Sub-part folder What it explains
7.1.1 ETL and Scheduled Jobs ETL and Scheduled Jobs is the working skill inside Data Pipeline Architecture that helps you build the stage artifact, A deployed model-backed service with data or retrieval pipeline, registry metadata, eval checks, structured logs, and dashboards, while collecting enough evidence to trust the result.
7.1.2 Crawlers and Connectors Crawlers and Connectors is the working skill inside Data Pipeline Architecture that helps you build the stage artifact, A deployed model-backed service with data or retrieval pipeline, registry metadata, eval checks, structured logs, and dashboards, while collecting enough evidence to trust the result.
7.1.3 Cleaning and Validation Cleaning and Validation is the working skill inside Data Pipeline Architecture that helps you build the stage artifact, A deployed model-backed service with data or retrieval pipeline, registry metadata, eval checks, structured logs, and dashboards, while collecting enough evidence to trust the result.
7.1.4 Lineage and Versioning Lineage and Versioning is the working skill inside Data Pipeline Architecture that helps you build the stage artifact, A deployed model-backed service with data or retrieval pipeline, registry metadata, eval checks, structured logs, and dashboards, while collecting enough evidence to trust the result.

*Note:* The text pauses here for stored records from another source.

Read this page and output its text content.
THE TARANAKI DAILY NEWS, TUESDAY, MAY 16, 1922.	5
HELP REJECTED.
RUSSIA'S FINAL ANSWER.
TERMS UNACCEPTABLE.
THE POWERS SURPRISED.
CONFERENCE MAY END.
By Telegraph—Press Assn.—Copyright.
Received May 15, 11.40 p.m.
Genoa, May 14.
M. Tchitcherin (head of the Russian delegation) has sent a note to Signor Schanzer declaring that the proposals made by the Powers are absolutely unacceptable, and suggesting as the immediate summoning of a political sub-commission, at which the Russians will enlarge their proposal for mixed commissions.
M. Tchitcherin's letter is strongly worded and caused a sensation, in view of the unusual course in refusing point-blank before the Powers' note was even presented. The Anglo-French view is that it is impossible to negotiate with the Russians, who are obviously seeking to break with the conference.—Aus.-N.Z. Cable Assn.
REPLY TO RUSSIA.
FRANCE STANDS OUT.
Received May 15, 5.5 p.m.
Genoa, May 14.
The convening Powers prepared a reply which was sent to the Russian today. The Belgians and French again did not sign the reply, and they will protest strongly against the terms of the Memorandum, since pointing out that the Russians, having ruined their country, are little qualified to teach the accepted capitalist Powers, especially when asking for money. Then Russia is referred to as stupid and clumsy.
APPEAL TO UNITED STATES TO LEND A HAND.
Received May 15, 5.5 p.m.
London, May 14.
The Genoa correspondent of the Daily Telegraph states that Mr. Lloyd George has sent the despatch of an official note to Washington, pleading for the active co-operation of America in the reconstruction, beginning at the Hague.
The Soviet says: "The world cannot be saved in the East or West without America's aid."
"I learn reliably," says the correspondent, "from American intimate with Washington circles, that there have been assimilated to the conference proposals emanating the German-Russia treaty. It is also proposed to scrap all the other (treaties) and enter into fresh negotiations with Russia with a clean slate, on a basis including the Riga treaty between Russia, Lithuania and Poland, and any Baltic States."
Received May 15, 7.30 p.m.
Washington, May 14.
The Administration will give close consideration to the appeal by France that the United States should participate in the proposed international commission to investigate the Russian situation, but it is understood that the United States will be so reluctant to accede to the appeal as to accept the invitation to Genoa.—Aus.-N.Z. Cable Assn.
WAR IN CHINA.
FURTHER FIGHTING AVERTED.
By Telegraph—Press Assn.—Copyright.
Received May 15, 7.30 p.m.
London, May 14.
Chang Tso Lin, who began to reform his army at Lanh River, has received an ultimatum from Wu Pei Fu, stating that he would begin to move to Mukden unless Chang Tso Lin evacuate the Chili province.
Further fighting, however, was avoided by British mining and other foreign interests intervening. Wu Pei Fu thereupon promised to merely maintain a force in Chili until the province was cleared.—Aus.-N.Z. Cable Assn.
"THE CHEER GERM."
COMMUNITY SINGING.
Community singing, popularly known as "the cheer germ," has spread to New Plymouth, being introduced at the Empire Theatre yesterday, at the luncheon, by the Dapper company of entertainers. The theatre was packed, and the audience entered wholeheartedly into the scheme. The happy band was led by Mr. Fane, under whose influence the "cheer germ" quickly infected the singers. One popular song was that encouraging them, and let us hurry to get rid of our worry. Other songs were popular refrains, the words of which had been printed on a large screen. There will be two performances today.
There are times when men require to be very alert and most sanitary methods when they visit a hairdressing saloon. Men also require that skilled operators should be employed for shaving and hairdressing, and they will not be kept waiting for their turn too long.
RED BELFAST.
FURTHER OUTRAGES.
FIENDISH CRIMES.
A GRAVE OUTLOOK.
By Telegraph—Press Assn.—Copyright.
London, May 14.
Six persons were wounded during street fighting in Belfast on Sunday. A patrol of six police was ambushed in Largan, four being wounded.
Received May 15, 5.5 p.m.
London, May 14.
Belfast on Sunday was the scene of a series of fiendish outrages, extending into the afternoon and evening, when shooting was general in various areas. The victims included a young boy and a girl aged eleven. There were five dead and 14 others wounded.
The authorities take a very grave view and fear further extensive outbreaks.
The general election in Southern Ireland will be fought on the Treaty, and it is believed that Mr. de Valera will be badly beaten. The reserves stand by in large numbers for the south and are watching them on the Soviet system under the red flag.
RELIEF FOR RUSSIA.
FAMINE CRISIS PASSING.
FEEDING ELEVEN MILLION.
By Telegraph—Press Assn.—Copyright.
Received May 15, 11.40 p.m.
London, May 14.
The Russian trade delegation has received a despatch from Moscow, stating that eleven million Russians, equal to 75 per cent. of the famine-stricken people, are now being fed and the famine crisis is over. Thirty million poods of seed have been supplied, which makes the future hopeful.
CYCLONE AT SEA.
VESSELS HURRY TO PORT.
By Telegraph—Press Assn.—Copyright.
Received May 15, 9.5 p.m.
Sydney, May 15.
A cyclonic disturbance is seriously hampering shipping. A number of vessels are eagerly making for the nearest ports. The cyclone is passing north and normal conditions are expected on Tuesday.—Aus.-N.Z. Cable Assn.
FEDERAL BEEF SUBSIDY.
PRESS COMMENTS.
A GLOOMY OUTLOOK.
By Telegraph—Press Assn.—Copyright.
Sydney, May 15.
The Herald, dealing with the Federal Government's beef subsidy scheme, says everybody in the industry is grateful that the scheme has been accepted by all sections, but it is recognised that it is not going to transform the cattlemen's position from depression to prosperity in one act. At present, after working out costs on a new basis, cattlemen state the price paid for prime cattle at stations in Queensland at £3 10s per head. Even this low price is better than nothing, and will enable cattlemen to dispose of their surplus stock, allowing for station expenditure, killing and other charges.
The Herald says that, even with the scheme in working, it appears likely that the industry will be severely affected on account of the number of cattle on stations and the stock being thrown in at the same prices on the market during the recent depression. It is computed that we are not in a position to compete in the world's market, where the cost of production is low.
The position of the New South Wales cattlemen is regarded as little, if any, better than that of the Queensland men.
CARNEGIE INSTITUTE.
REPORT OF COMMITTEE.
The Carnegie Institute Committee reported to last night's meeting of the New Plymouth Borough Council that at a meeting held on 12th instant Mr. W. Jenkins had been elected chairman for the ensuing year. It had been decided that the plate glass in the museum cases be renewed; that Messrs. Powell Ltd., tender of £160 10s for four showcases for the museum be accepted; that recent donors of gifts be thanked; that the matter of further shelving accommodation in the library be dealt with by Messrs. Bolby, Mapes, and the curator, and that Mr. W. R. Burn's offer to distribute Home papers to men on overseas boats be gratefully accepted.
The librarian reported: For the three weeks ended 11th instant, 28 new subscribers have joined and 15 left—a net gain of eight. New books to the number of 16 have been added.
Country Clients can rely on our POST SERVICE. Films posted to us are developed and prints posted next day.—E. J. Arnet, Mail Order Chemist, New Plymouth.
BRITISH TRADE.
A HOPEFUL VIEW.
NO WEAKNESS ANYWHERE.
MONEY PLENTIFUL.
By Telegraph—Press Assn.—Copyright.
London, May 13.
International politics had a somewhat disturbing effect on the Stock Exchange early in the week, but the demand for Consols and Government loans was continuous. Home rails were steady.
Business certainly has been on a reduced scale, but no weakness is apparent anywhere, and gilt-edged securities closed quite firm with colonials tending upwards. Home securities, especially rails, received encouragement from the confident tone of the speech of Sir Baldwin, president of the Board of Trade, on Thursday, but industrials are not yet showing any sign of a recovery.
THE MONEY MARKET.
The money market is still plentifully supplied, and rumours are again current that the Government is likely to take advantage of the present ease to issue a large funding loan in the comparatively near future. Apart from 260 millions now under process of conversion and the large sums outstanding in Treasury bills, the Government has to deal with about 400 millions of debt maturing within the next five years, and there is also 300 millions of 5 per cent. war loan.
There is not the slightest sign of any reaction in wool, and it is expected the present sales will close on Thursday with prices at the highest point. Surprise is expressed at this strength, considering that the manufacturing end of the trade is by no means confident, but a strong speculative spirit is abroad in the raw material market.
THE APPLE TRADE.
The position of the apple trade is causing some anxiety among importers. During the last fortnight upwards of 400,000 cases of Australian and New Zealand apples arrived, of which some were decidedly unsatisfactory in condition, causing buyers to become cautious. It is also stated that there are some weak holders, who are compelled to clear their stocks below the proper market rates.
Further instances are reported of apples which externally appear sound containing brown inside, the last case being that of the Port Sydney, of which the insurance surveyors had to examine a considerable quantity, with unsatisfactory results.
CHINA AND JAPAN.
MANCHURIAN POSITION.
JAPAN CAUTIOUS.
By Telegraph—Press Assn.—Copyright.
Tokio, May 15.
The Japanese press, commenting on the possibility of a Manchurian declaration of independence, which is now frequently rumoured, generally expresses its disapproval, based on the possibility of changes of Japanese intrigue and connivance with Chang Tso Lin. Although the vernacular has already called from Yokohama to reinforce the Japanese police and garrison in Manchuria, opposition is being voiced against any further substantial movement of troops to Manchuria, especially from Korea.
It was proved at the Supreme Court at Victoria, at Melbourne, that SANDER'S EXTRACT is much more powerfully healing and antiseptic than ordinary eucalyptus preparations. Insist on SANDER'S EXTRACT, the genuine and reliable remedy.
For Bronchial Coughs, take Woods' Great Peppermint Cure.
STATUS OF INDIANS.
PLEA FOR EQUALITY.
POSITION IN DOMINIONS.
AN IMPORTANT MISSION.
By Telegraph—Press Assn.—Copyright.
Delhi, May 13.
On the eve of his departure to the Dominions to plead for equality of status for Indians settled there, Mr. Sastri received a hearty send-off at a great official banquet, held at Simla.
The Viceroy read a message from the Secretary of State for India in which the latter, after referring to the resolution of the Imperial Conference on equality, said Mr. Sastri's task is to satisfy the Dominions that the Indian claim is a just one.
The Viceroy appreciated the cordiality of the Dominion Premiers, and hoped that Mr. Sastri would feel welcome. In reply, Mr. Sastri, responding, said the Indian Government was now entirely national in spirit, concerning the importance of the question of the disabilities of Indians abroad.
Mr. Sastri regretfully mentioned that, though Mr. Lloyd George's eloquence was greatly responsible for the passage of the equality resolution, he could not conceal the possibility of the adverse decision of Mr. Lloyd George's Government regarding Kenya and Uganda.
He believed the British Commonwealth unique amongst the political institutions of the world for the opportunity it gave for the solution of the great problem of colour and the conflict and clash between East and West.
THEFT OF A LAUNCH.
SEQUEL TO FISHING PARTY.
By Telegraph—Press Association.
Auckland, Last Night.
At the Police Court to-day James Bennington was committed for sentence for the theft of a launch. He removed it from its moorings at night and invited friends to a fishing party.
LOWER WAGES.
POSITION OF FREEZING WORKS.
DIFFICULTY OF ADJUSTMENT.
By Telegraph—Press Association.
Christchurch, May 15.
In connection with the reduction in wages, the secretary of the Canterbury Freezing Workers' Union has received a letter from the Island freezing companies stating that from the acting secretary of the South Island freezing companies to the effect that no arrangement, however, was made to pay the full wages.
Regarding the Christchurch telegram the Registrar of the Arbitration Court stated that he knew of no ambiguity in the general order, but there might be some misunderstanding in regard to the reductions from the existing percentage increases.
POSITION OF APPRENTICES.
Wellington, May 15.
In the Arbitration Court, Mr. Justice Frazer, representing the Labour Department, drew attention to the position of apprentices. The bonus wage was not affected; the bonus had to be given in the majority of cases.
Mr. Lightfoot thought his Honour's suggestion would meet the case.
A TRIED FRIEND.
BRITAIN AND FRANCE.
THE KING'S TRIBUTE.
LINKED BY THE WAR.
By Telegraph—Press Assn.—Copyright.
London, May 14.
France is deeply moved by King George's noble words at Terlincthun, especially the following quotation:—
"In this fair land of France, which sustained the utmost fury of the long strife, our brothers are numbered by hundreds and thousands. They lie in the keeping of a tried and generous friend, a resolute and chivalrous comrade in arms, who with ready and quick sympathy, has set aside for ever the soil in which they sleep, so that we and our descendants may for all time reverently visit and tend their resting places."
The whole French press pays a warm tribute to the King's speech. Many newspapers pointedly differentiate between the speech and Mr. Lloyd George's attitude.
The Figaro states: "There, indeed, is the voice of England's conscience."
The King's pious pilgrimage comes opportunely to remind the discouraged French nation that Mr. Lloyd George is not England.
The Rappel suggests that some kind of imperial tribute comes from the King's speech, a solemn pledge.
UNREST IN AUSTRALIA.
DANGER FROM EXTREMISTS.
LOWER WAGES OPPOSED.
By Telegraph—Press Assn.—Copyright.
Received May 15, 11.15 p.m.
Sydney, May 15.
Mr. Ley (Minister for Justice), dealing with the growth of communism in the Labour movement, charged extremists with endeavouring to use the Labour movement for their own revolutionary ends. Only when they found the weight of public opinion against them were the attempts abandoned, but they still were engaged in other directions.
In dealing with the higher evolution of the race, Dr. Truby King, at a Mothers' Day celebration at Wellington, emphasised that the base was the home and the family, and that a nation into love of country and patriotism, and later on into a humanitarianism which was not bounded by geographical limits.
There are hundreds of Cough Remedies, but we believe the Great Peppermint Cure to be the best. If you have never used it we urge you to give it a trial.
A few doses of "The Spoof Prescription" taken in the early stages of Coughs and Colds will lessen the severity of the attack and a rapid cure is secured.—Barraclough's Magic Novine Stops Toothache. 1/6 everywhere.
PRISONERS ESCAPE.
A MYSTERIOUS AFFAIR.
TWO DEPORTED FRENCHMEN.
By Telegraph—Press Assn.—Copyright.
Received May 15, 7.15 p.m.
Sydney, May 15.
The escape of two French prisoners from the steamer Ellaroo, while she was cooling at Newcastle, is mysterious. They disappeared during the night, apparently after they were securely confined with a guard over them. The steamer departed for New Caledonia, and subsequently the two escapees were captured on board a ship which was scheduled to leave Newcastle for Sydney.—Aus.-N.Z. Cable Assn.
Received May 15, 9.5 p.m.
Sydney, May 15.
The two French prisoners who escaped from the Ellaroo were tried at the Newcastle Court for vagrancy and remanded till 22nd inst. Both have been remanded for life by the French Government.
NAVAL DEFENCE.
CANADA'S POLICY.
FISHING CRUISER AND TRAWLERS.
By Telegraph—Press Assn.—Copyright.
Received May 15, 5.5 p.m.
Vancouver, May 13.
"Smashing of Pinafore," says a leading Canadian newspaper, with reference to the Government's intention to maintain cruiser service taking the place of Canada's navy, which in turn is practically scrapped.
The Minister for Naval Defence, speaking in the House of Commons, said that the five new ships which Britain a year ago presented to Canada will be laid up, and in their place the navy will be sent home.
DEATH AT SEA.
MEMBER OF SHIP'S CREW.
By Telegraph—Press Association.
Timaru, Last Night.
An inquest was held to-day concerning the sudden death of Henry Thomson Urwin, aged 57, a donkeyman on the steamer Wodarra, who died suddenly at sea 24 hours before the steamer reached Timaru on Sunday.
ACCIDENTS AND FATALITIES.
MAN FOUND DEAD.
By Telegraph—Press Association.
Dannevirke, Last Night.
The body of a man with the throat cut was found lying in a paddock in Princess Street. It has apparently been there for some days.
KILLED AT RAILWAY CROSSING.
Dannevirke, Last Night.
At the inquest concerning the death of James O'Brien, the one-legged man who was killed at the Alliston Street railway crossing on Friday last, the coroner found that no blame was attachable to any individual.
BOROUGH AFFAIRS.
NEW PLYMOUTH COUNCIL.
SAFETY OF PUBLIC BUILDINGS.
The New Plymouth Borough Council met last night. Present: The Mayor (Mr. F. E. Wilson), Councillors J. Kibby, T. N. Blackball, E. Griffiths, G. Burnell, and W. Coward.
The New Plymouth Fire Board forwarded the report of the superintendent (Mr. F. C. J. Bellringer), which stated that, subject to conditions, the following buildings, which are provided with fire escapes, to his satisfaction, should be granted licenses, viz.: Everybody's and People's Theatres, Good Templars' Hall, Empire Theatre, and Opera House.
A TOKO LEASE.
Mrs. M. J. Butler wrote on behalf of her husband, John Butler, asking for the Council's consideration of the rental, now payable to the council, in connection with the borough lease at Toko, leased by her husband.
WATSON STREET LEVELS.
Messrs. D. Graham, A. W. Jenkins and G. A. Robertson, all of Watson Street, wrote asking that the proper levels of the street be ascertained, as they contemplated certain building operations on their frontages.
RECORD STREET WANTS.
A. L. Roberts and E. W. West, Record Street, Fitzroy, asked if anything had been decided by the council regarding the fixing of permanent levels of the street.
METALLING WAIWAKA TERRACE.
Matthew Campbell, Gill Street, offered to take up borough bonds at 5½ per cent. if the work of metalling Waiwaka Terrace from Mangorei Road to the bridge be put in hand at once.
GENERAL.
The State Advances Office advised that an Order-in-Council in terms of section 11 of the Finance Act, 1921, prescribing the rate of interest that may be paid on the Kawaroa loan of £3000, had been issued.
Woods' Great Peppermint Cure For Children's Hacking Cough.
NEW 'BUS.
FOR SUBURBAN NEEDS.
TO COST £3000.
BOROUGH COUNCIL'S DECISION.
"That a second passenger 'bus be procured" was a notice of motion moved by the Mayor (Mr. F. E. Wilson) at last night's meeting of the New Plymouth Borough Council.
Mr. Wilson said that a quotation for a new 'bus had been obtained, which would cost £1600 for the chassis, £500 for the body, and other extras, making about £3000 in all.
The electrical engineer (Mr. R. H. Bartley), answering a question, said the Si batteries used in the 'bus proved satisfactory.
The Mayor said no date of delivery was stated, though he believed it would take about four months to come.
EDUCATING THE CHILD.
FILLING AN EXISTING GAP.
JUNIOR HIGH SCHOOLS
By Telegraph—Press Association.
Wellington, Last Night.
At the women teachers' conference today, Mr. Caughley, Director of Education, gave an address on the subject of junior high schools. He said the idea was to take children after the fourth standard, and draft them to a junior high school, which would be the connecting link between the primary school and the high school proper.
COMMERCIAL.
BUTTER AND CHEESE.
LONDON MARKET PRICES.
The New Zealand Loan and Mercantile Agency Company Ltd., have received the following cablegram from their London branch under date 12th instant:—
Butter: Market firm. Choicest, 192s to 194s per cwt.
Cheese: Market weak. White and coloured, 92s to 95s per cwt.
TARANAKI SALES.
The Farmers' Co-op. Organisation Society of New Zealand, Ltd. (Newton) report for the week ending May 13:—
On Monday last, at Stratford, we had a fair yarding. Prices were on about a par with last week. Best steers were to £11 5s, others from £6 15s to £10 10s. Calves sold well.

What a Person Who Masters This Part Can Do

  • Explain how Data Pipeline Architecture supports a deployed model-backed service with data or retrieval pipeline, registry metadata, eval checks, structured logs, and dashboards..
  • Build and inspect this artifact: Create an ETL pipeline.
  • Measure progress with: Track records, rejected rows, schema versions, and lineage.
  • Debug at least one failure mode before moving to the next part.

Build and Measure

Build: Create an ETL pipeline.

Measure: Track records, rejected rows, schema versions, and lineage.

Tests

Take one 30-question exam after studying this part. It opens in a new browser tab so the study page stays available.

Back to Stage

Return to Stage 7: Model Infrastructure.